Ensuite, pour ce qui est de la distro de choix, personne ne s’entend vraiment, sinon pour dire que les distros seraient trop heureuses de s’assurer de leur compatibilité. Ca pourrait être une série de drivers (un genre de méta-module dell-dimension-drivers.rpm pour supporter toutes les configs des ordinateurs de la famille Dimension par exemple) qui serait supporté par Dell et la communauté. Les codecs propriétaires que Dell fournit généralement pourraient être fournis sur un autre CD ou un partition du CD qui est présentement livré avec chaque modèle.

Enfin, et c’est là que l’idée est géniale, Dell pourrait fournir des disques durs préchargés avec les distributions compatibles les plus populaires et laisser choisir l’usager au démarrage laquelle il veut graver sur cd/dvd ou installer. On aurait par exemple les isos des versions “live” de trois ou quatre distros (Fedora ou RHEL, Ubuntu, SuSE) et l’option d’installer sa propre distribution à partir d’un CD. Le master pourrait être gardé comme une partition non montée (l’équivalent d’un DVD simple) sur le disque ou effacé selon ce que le propriétaire désire. Les utilisateurs de Linux l’ont souvent dit. Ils veulent simplement du choix.

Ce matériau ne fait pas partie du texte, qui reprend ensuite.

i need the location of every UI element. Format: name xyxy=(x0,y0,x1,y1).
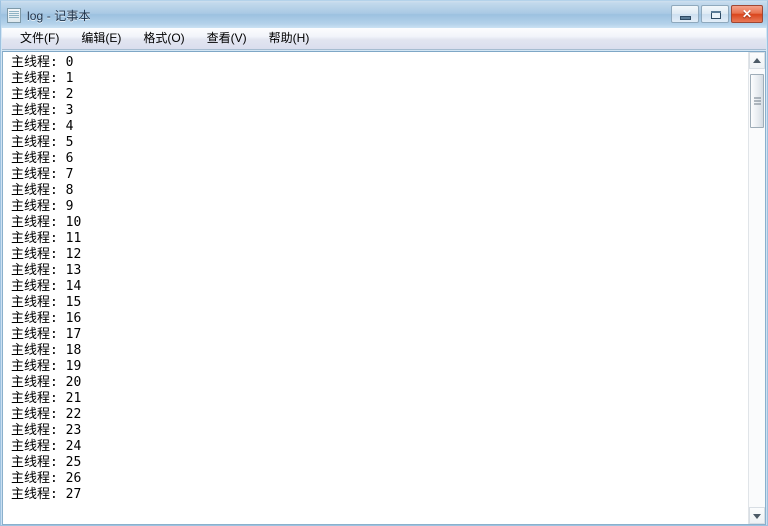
text-line: 主线程: 5 xyxy=(11,135,74,150)
minimize-icon xyxy=(680,16,691,20)
text-line: 主线程: 3 xyxy=(11,103,74,118)
text-line: 主线程: 8 xyxy=(11,183,74,198)
scroll-down-button[interactable] xyxy=(749,507,765,524)
grip-icon xyxy=(754,97,761,105)
close-icon: ✕ xyxy=(741,7,753,21)
text-line: 主线程: 4 xyxy=(11,119,74,134)
notepad-window: log - 记事本 ✕ 文件(F) 编辑(E) 格式(O) 查看(V) 帮助(H… xyxy=(0,0,768,526)
menu-bar: 文件(F) 编辑(E) 格式(O) 查看(V) 帮助(H) xyxy=(2,28,766,50)
text-line: 主线程: 1 xyxy=(11,71,74,86)
text-line: 主线程: 20 xyxy=(11,375,82,390)
text-line: 主线程: 21 xyxy=(11,391,82,406)
menu-item-format[interactable]: 格式(O) xyxy=(135,30,192,48)
restore-icon xyxy=(711,11,721,19)
window-controls: ✕ xyxy=(671,5,763,23)
text-line: 主线程: 16 xyxy=(11,311,82,326)
text-line: 主线程: 25 xyxy=(11,455,82,470)
text-line: 主线程: 11 xyxy=(11,231,82,246)
text-line: 主线程: 12 xyxy=(11,247,82,262)
text-line: 主线程: 13 xyxy=(11,263,82,278)
vertical-scrollbar[interactable] xyxy=(748,52,765,524)
text-editor-area[interactable]: 主线程: 0 主线程: 1 主线程: 2 主线程: 3 主线程: 4 主线程: 5 主线程:… xyxy=(3,52,748,524)
close-button[interactable]: ✕ xyxy=(731,5,763,23)
text-line: 主线程: 27 xyxy=(11,487,82,502)
menu-item-file[interactable]: 文件(F) xyxy=(12,30,67,48)
text-line: 主线程: 17 xyxy=(11,327,82,342)
menu-item-edit[interactable]: 编辑(E) xyxy=(73,30,129,48)
window-title: log - 记事本 xyxy=(27,8,91,23)
text-line: 主线程: 7 xyxy=(11,167,74,182)
text-line: 主线程: 26 xyxy=(11,471,82,486)
scrollbar-thumb[interactable] xyxy=(750,74,764,128)
text-line: 主线程: 0 xyxy=(11,55,74,70)
text-line: 主线程: 14 xyxy=(11,279,82,294)
title-bar[interactable]: log - 记事本 ✕ xyxy=(1,1,767,28)
client-area: 主线程: 0 主线程: 1 主线程: 2 主线程: 3 主线程: 4 主线程: 5 主线程:… xyxy=(2,51,766,525)
minimize-button[interactable] xyxy=(671,5,699,23)
restore-button[interactable] xyxy=(701,5,729,23)
text-line: 主线程: 18 xyxy=(11,343,82,358)
text-line: 主线程: 9 xyxy=(11,199,74,214)
text-line: 主线程: 6 xyxy=(11,151,74,166)
text-line: 主线程: 10 xyxy=(11,215,82,230)
menu-item-view[interactable]: 查看(V) xyxy=(199,30,255,48)
menu-item-help[interactable]: 帮助(H) xyxy=(261,30,318,48)
scrollbar-track[interactable] xyxy=(749,69,765,507)
text-line: 主线程: 24 xyxy=(11,439,82,454)
text-line: 主线程: 23 xyxy=(11,423,82,438)
text-line: 主线程: 2 xyxy=(11,87,74,102)
text-line: 主线程: 15 xyxy=(11,295,82,310)
text-line: 主线程: 19 xyxy=(11,359,82,374)
notepad-document-icon xyxy=(7,7,21,23)
chevron-up-icon xyxy=(753,57,761,63)
text-line: 主线程: 22 xyxy=(11,407,82,422)
title-bar-content: log - 记事本 xyxy=(7,5,91,25)
scroll-up-button[interactable] xyxy=(749,52,765,69)
chevron-down-icon xyxy=(753,513,761,519)
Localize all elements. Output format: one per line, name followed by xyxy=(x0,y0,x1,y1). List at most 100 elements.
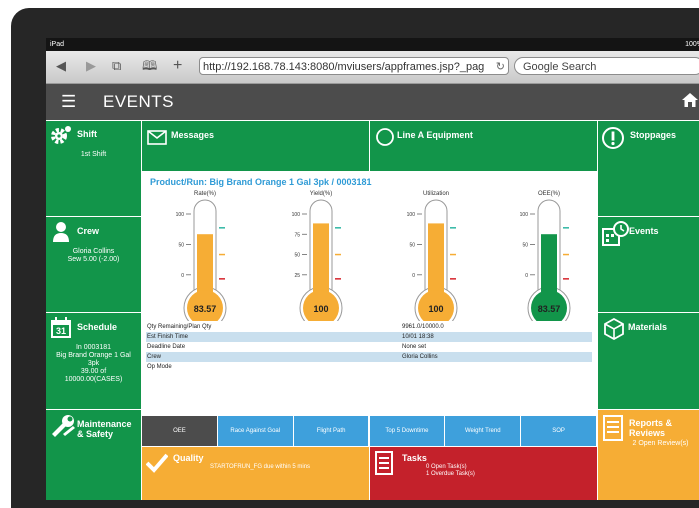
person-icon xyxy=(53,222,69,242)
device-bezel: iPad 100% ◀ ▶ ⧉ 🕮 + http://192.168.78.14… xyxy=(11,8,699,508)
gauge-tick-label: 100 xyxy=(520,212,529,218)
gear-icon xyxy=(51,126,71,144)
schedule-tile[interactable]: 31 Schedule In 0003181 Big Brand Orange … xyxy=(46,313,141,409)
maintenance-title-2: & Safety xyxy=(77,429,114,439)
quality-title: Quality xyxy=(173,453,204,463)
thermometer-gauge: Yield(%) 100 100 75 50 25 xyxy=(292,191,343,321)
calendar-icon: 31 xyxy=(51,317,71,338)
status-bar: iPad 100% xyxy=(46,38,699,51)
crew-size: Sew 5.00 (-2.00) xyxy=(67,256,120,263)
materials-tile[interactable]: Materials xyxy=(598,313,699,409)
gauge-value: 100 xyxy=(428,304,443,314)
thermometer-gauge: OEE(%) 83.57 100 50 0 xyxy=(520,191,571,321)
tasks-overdue: 1 Overdue Task(s) xyxy=(426,471,475,477)
cube-icon xyxy=(604,318,624,340)
url-field[interactable]: http://192.168.78.143:8080/mviusers/appf… xyxy=(199,57,509,75)
gauges-area: Rate(%) 83.57 100 50 0 Yield(%) 100 100 75 50 25 Ut… xyxy=(176,191,571,321)
tasks-tile[interactable]: Tasks 0 Open Task(s) 1 Overdue Task(s) xyxy=(370,447,597,500)
property-label: Est Finish Time xyxy=(147,334,189,340)
calendar-clock-icon xyxy=(602,221,629,246)
stoppages-tile[interactable]: Stoppages xyxy=(598,121,699,216)
url-text: http://192.168.78.143:8080/mviusers/appf… xyxy=(203,61,485,73)
gauge-value: 100 xyxy=(313,304,328,314)
gauge-tick-label: 100 xyxy=(176,212,185,218)
line-equipment-tile[interactable]: Line A Equipment xyxy=(370,121,597,171)
calendar-day: 31 xyxy=(56,326,66,336)
schedule-pack: 3pk xyxy=(87,360,100,367)
maintenance-tile[interactable]: Maintenance & Safety xyxy=(46,410,141,500)
gauge-tick-label: 100 xyxy=(407,212,416,218)
property-row: Crew Gloria Collins xyxy=(146,352,592,362)
browser-toolbar: ◀ ▶ ⧉ 🕮 + http://192.168.78.143:8080/mvi… xyxy=(46,51,699,84)
stoppages-title: Stoppages xyxy=(630,130,677,140)
property-row: Deadline Date None set xyxy=(146,342,592,352)
chart-button-weight-trend[interactable]: Weight Trend xyxy=(445,416,521,446)
schedule-title: Schedule xyxy=(77,322,118,332)
gauge-title: OEE(%) xyxy=(538,191,560,197)
envelope-icon xyxy=(147,130,167,145)
schedule-total: 10000.00(CASES) xyxy=(64,376,123,383)
property-label: Deadline Date xyxy=(147,344,186,350)
gauge-tick-label: 50 xyxy=(294,253,300,259)
reports-tile[interactable]: Reports & Reviews 2 Open Review(s) xyxy=(598,410,699,500)
gauge-tick-label: 50 xyxy=(522,242,528,248)
gauge-tick-label: 50 xyxy=(178,242,184,248)
gauge-value: 83.57 xyxy=(538,304,561,314)
chart-buttons: OEE Race Against Goal Flight Path Top 5 Dow… xyxy=(142,416,597,446)
carrier-label: iPad xyxy=(50,41,65,48)
reload-icon[interactable]: ↻ xyxy=(496,58,505,74)
reports-title-2: Reviews xyxy=(629,428,666,438)
gauge-tick-label: 0 xyxy=(412,273,415,279)
property-value: Gloria Collins xyxy=(402,354,438,360)
property-row: Qty Remaining/Plan Qty 9961.0/10000.0 xyxy=(146,322,592,332)
property-label: Op Mode xyxy=(147,364,172,370)
shift-tile[interactable]: Shift 1st Shift xyxy=(46,121,141,216)
property-value: 10/01 18:38 xyxy=(402,334,434,340)
gauge-fill xyxy=(428,223,444,300)
search-input[interactable]: Google Search xyxy=(514,57,699,75)
wrench-icon xyxy=(52,415,75,437)
gauge-tick-label: 50 xyxy=(409,242,415,248)
crew-tile[interactable]: Crew Gloria Collins Sew 5.00 (-2.00) xyxy=(46,217,141,312)
tasks-title: Tasks xyxy=(402,453,427,463)
gauge-title: Utilization xyxy=(423,191,449,197)
materials-title: Materials xyxy=(628,322,668,332)
quality-tile[interactable]: Quality STARTOFRUN_FG due within 5 mins xyxy=(142,447,369,500)
add-icon[interactable]: + xyxy=(173,58,182,74)
chart-button-top-5-downtime[interactable]: Top 5 Downtime xyxy=(369,416,445,446)
events-tile[interactable]: Events xyxy=(598,217,699,312)
crew-name: Gloria Collins xyxy=(72,248,115,255)
gauge-title: Rate(%) xyxy=(194,191,216,197)
tabs-icon[interactable]: ⧉ xyxy=(112,58,121,74)
thermometer-gauge: Rate(%) 83.57 100 50 0 xyxy=(176,191,227,321)
alert-icon xyxy=(602,127,624,149)
property-label: Qty Remaining/Plan Qty xyxy=(147,324,212,330)
reports-open-count: 2 Open Review(s) xyxy=(632,440,689,447)
run-panel: Product/Run: Big Brand Orange 1 Gal 3pk … xyxy=(142,172,597,415)
run-properties: Qty Remaining/Plan Qty 9961.0/10000.0 Est … xyxy=(146,322,592,372)
document-list-icon xyxy=(603,415,623,441)
bookmarks-icon[interactable]: 🕮 xyxy=(142,58,157,74)
chart-button-sop[interactable]: SOP xyxy=(521,416,596,446)
gauge-value: 83.57 xyxy=(194,304,217,314)
gauge-tick-label: 100 xyxy=(292,212,301,218)
chart-button-oee[interactable]: OEE xyxy=(142,416,217,446)
back-icon[interactable]: ◀ xyxy=(56,58,66,74)
gauge-icon xyxy=(376,128,394,146)
home-icon[interactable] xyxy=(681,91,699,109)
events-title: Events xyxy=(629,226,659,236)
gauge-title: Yield(%) xyxy=(310,191,332,197)
forward-icon[interactable]: ▶ xyxy=(86,58,96,74)
messages-tile[interactable]: Messages xyxy=(142,121,369,171)
line-equipment-title: Line A Equipment xyxy=(397,130,473,140)
schedule-progress: 39.00 of xyxy=(80,368,107,375)
chart-button-flight-path[interactable]: Flight Path xyxy=(293,416,369,446)
chart-button-race-against-goal[interactable]: Race Against Goal xyxy=(217,416,293,446)
property-row: Op Mode xyxy=(146,362,592,372)
menu-icon[interactable]: ☰ xyxy=(61,93,76,111)
gauge-tick-label: 0 xyxy=(525,273,528,279)
device-screen: iPad 100% ◀ ▶ ⧉ 🕮 + http://192.168.78.14… xyxy=(46,38,699,500)
battery-label: 100% xyxy=(685,41,699,48)
reports-title: Reports & xyxy=(629,418,673,428)
thermometer-gauge: Utilization 100 100 50 0 xyxy=(407,191,458,321)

Personnellement, je pense que Michael Dell fait simplement durer le plaisir. Il a l’intention d’offrir du choix, et que cela va faire beaucoup de fracas d’ici quelques mois, mais en attendant, chacune de ses déclaration fait monter le “buzz” sur le Net. Publicité gratuite et grand fracas assuré. Alors, il en profite pour monter la pression et le bruit généré sur le net.